C'est une figure maternelle élevée au rang d'icône. Partie très tôt, cette mère vénérée charge le poète de l'éducation de ses frères. C'est le plus important motif de cette mosaïque et à travers elle, c'est la femme qui est louée (la mère, l'épouse, la grand-mère, la fille).

On y lit aussi les premiers émois du poète qui s'éveille à l'amour, un amour courtois et chevaleresque. On peut dire avec Pessoa qu'ici « l'amour est une pensée ». Viennent aussi des poèmes sur la séparation d'avec l'être aimé et l'amour qui s'élargit à la naissance d'un enfant.

La plupart de ces poèmes baignent dans le lyrisme et s'ancrent dans l'atmosphère bucolique de Garango. Mais le poète sait aussi se faire volcan et ses grandes éruptions de colère éclaboussent certains des siens comme dans le poème «Le Frère dit aîné».

Quand on quitte la sphère de l'intime pour le grand monde, le poète se fait moins lyrique. Il promène sur les hommes un regard désabusé et dénonciateur. Il crie haro sur l'excision, rouspète contre la perte de valeurs morales, fustige la destruction de la planète par le consumérisme et l'industrialisation.
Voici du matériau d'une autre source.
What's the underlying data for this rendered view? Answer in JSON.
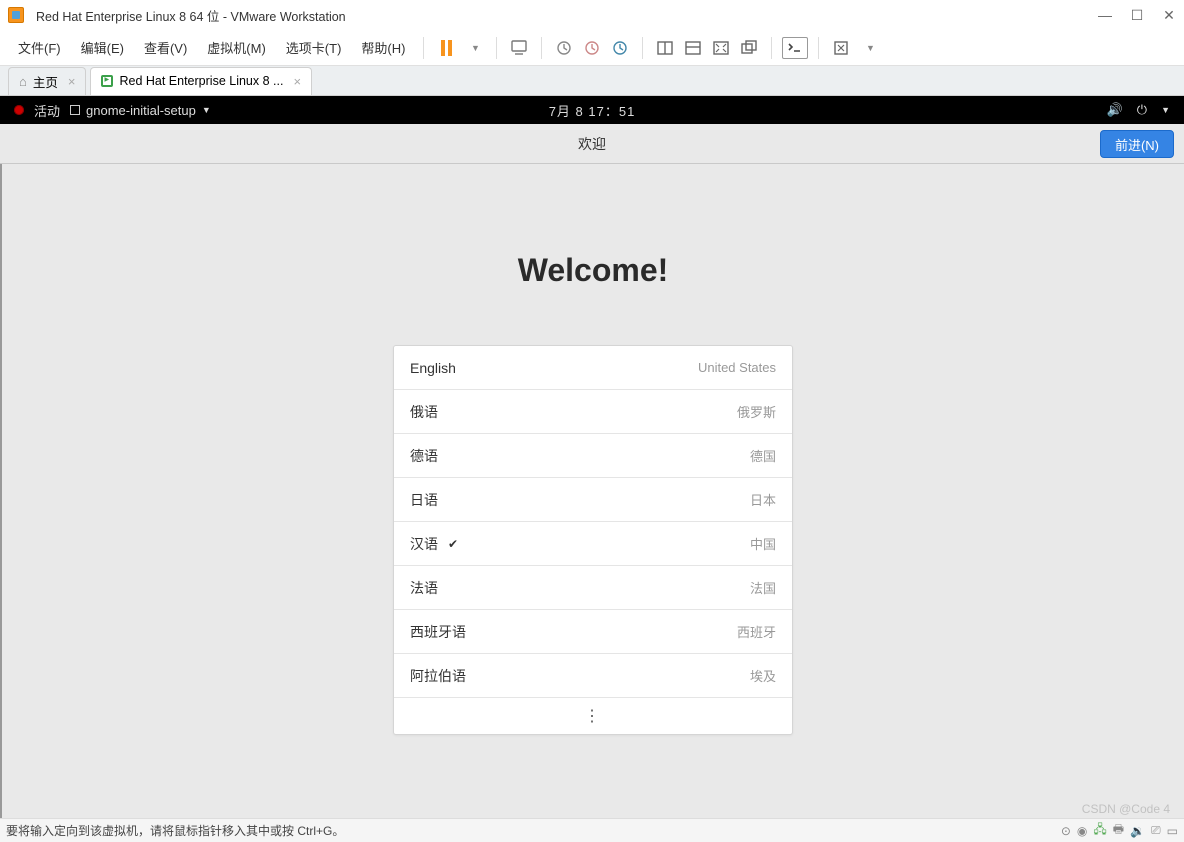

Quelques poèmes de cette partie entrent dans la lignée de la Négritude ; l'auteur se mettant aux grandes orgues pour chanter l'Afrique, ses splendeurs ou ses misères comme dans «Mère Afrique». Dans « Visite à Joal», l'auteur part sur les pas de Senghor et décerne au poète président le titre de «Aïeul des artistes africains».
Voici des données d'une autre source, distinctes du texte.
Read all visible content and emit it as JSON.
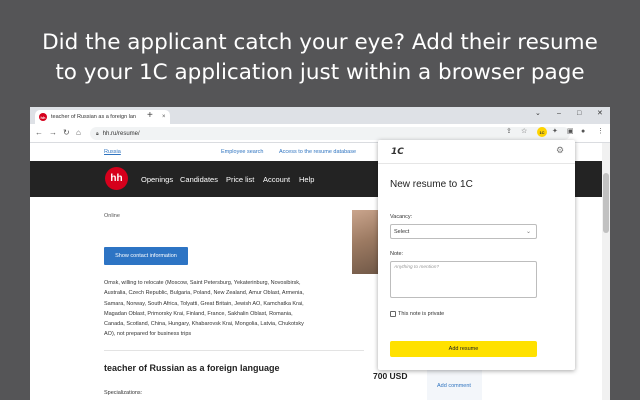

Pourtant, Jean Robert L. Bambara est un poète plus hugolien que senghorien de par son écriture populaire et recherchée.

En effet, ses poèmes, contrairement à Senghor qui reste dans les jardins très soignés de la langue, butinent tous les mots sur tous les terrains vagues du langage, des ronceraies aux friches où prospère le chiendent en passant par quelques jardins de palais.

Ses poèmes sont faits de tous les mots de la tribu et il a l'art de planter un mot rare au milieu d'une grappe de mots banals, ce qui rehausse l'ensemble d'un éclat particulier. Telle une broche d'or accrochée sur une guenille qui capte le regard.

Ce recueil de poèmes court sur toutes les gammes du sentiment, versant dans le lyrisme souvent, usant parfois de l'humour et suscitant même le gros rire rabelaisien par sa tonalité comique.

Cette veine ironique apporte un cinglant démenti à Tahar Ben Jelloun qui affirmait que la poésie ne peut se permettre l'humour. Les poèmes de Bambara s'accommodent bien du rire. Si on sourit en lisant « Mange ton piment » et on pouffe de rire carrément après « Cour(s) à domicile » où le répétiteur se mue en Tartuffe.

Avec La mosaïque hors-temps, la poésie burkinabè s'enrichit d'une nouvelle voix. A 65 ans, Jean Robert L. Bambara qui est un enseignant retraité, débute une carrière de jeune poète dont la parution de ce recueil signe la naissance.

Eh oui ! Dans la création littéraire, on a l'âge de ses œuvres ! Souhaitons-lui une longue et belle carrière dans l'art de taquiner les Muses.